Early Kyrgyz author (1906–1944)

Mukay Elebayev (15 January 1906 - 15 May 1944) was a Kyrgyz poet and author born in Chong Tash village, Semirechye Oblast, Russian Turkestan in what is now the Tüp District of Issyk-Kul Region, Kyrgyzstan on 15 January 1906. Left orphaned at age nine, he fled to China in 1916 during the Urkun, returning in 1919.

His autobiographical novel, "The Long Road", was published in 1936. It describes his growing up, escape to China, and return. It is considered to be the first novel in the Kyrgyz language.

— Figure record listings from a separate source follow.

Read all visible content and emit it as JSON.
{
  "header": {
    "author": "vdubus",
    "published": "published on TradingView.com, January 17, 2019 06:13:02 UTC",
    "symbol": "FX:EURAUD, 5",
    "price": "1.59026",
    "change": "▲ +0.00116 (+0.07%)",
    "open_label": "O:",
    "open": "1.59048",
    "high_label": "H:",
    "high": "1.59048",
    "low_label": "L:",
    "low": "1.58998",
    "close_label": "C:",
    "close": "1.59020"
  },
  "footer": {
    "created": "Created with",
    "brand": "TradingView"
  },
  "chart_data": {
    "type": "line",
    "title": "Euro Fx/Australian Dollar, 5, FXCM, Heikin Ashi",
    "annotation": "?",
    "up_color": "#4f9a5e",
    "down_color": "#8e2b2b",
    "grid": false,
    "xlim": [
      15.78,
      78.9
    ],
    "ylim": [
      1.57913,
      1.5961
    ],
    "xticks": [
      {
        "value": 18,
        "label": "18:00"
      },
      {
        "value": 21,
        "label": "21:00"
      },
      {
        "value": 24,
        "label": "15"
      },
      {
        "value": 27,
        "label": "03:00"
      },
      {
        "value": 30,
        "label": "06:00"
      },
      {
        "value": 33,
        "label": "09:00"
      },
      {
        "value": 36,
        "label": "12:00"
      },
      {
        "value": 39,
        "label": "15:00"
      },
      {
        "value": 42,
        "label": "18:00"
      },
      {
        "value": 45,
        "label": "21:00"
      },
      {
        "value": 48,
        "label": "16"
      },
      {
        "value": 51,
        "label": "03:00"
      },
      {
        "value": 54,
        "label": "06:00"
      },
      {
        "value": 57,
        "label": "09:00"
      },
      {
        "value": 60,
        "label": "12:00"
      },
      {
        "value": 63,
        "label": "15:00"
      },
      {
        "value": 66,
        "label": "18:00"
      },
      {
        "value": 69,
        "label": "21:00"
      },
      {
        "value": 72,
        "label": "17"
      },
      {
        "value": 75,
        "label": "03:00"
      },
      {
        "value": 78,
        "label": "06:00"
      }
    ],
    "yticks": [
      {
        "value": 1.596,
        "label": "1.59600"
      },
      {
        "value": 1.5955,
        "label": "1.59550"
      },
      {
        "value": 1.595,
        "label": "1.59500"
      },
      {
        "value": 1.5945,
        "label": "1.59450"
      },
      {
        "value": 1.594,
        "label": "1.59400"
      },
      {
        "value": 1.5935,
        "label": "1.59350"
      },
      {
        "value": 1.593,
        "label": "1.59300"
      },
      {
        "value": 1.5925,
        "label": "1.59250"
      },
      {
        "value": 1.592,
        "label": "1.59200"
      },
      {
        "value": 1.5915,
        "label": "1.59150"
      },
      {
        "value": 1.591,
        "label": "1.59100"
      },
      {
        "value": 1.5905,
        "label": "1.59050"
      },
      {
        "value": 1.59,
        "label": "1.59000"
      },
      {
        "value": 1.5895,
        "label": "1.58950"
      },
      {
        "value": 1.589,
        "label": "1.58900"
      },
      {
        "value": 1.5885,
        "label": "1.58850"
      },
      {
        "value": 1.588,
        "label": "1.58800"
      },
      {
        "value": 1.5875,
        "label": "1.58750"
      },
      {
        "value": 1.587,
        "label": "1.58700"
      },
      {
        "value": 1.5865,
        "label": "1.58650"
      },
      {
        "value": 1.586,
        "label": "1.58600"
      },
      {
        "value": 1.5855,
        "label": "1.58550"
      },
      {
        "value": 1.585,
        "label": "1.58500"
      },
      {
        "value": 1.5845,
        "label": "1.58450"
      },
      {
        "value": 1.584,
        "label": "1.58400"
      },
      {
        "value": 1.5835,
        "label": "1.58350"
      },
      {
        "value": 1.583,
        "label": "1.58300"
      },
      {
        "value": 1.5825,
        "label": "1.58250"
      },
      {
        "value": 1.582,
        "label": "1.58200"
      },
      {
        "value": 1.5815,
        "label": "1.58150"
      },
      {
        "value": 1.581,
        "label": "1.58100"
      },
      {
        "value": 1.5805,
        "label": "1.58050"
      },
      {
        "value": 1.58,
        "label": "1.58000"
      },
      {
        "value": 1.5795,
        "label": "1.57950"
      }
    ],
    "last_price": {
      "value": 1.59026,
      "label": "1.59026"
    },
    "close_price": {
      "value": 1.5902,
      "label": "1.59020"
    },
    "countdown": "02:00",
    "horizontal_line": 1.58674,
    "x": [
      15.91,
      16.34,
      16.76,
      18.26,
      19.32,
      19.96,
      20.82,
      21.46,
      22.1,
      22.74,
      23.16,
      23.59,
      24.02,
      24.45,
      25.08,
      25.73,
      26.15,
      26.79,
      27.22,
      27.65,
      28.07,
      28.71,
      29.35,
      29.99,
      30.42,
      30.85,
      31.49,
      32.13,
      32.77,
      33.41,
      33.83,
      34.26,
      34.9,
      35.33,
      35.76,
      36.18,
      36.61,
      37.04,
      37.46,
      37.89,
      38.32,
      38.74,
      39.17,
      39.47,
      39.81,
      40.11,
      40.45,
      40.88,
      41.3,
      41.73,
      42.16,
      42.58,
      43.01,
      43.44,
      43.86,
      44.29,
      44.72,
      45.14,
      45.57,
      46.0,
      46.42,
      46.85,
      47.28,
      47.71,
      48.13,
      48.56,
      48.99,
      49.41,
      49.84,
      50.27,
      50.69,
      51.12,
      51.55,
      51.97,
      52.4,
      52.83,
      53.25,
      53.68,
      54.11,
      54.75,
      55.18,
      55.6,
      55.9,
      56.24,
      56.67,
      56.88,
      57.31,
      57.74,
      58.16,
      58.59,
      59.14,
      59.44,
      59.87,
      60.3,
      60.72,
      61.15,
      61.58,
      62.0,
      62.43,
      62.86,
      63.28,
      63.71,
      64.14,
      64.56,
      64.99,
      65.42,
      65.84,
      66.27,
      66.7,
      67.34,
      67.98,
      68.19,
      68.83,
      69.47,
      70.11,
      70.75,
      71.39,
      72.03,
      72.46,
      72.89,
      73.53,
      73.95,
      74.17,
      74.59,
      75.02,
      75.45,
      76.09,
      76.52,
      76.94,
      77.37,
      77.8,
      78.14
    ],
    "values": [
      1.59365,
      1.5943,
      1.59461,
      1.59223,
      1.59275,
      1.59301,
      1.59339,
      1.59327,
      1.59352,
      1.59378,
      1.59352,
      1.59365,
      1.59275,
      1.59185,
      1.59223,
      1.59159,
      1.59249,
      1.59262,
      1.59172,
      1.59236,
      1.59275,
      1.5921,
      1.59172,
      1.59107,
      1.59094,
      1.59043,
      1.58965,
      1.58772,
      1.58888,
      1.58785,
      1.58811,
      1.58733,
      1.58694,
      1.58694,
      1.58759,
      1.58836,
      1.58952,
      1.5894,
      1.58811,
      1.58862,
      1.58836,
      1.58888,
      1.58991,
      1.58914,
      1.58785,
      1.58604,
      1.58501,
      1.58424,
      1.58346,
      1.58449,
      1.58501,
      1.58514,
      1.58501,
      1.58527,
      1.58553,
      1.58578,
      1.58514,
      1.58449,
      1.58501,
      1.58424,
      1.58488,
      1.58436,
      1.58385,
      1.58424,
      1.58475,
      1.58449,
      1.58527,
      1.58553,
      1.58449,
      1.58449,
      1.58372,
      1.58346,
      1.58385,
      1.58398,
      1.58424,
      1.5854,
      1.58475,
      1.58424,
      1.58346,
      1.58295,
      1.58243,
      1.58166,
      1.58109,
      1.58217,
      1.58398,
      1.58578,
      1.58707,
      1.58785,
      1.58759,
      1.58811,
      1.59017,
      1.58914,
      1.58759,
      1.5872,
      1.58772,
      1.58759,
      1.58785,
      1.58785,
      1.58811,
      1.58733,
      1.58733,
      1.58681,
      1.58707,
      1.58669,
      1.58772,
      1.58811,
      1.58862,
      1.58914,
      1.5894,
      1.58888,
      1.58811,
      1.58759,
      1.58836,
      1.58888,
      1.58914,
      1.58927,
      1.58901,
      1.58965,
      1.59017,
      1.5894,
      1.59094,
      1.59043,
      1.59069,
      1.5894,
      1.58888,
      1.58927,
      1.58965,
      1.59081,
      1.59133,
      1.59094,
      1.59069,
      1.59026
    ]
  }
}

In 1943 he was drafted into the Soviet army and killed during World War II in Russia in 1944.

==Works==
- Uzak jol: novel (The Long Road), Frunze: Kyrgyzmambas, 1936.
- Kıyın kezeŋ: stories (Hard Times), Frunze: Kyrgyzmambas, 1938.
- Salam kat: poems, (Letter of Greeting) Frunze: Kyrgyzmambas, 1938.